Plutôt qu’en droit, je me suis retrouvée en gestion. Les premiers mois, je me forçais à m’accrocher. Je me disais que l’amour pour la filière viendrait à force de travail, mais je me trompais. Les mois ont passé et les résultats du premier semestre sont tombés. Ils étaient bien évidemment catastrophiques. Malgré ça, j’ai quand même continué à m’accrocher pour le deuxième semestre. Puis j’ai fini par réaliser que cette voie ne me permettait pas non plus de m’épanouir.
J’ai caché que j’allais en droit, le temps de réussir
Deux jours avant la fermeture des voeux sur Parcoursup, je suis revenue à mon choix de départ : j’ai proposé mon dossier pour différentes licences de droit. En septembre dernier, j’ai fait ma rentrée (pour la troisième fois) en L1, à La Sorbonne. C’était déjà une pression pour moi alors j’ai préféré m’éviter celle de mes proches : je leur ai caché mon cursus jusqu’à la fin de l’année scolaire. Je les ai laissés croire que je poursuivais toujours ma licence de gestion.
On a tendance à dire que la fac de droit, c’est très dur, remplie d’élèves hautains et compétitifs mais toutes ces étiquettes je ne les ai pas vues.
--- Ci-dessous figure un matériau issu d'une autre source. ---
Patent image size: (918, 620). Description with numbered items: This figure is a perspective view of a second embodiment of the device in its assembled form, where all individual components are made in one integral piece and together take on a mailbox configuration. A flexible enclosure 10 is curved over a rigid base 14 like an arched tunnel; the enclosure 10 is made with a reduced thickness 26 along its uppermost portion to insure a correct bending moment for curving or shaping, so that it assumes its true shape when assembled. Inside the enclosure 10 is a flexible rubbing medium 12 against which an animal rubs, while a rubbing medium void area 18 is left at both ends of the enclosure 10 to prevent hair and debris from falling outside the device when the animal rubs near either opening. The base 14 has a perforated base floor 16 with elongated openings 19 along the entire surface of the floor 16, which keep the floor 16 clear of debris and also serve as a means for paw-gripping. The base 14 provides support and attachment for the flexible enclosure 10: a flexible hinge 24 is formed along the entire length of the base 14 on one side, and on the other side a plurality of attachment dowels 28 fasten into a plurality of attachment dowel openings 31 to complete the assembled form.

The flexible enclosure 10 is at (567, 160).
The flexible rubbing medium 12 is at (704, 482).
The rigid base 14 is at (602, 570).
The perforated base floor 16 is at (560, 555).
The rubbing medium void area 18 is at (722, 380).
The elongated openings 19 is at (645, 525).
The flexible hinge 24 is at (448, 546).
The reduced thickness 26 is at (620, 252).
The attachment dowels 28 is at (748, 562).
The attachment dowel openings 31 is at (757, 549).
Pour avoir fait trois filières différentes, la L1 de droit n’était pas si difficile ! Elle demandait simplement beaucoup de travail, un travail régulier et rigoureux.
La preuve ? C’est celle où j’ai obtenu les meilleurs résultats, en comparaison aux autres L1 que j’ai faites (et pourtant on avait tendance à me dire que c’était des filières « faciles »).
Samy a lui aussi enchaîné les formations et les boulots avant d’être épanoui dans sa voie professionnelle. Au total, il aura mis huit ans à trouver son futur travail !
Dernièrement, je suis rentrée en L2. Cette discipline me passionne toujours autant, bien que la deuxième année semble plus dure. Mes proches sont à présent au courant et sont heureux de mon épanouissement. Pour l’instant, je n’ai pas de réel projet professionnel. Je sais simplement que je souhaite continuer jusqu’au master pour pouvoir, par la suite, tenter les différents concours et examens proposés aux juristes.
Alors, ne vous fiez pas à ce que l’on vous dit, croyez simplement en vous-même, en vos capacités. Nul ne vous connaît mieux que vous-même. Il vaut mieux perdre quelques années et décider que ça change que de continuer à en perdre non ? Une fois que vous trouverez votre voie, ce qui vous viendra à l’esprit n’est pas « mince j’ai perdu X années avant d’y arriver », mais « heureusement que je l’ai fait ».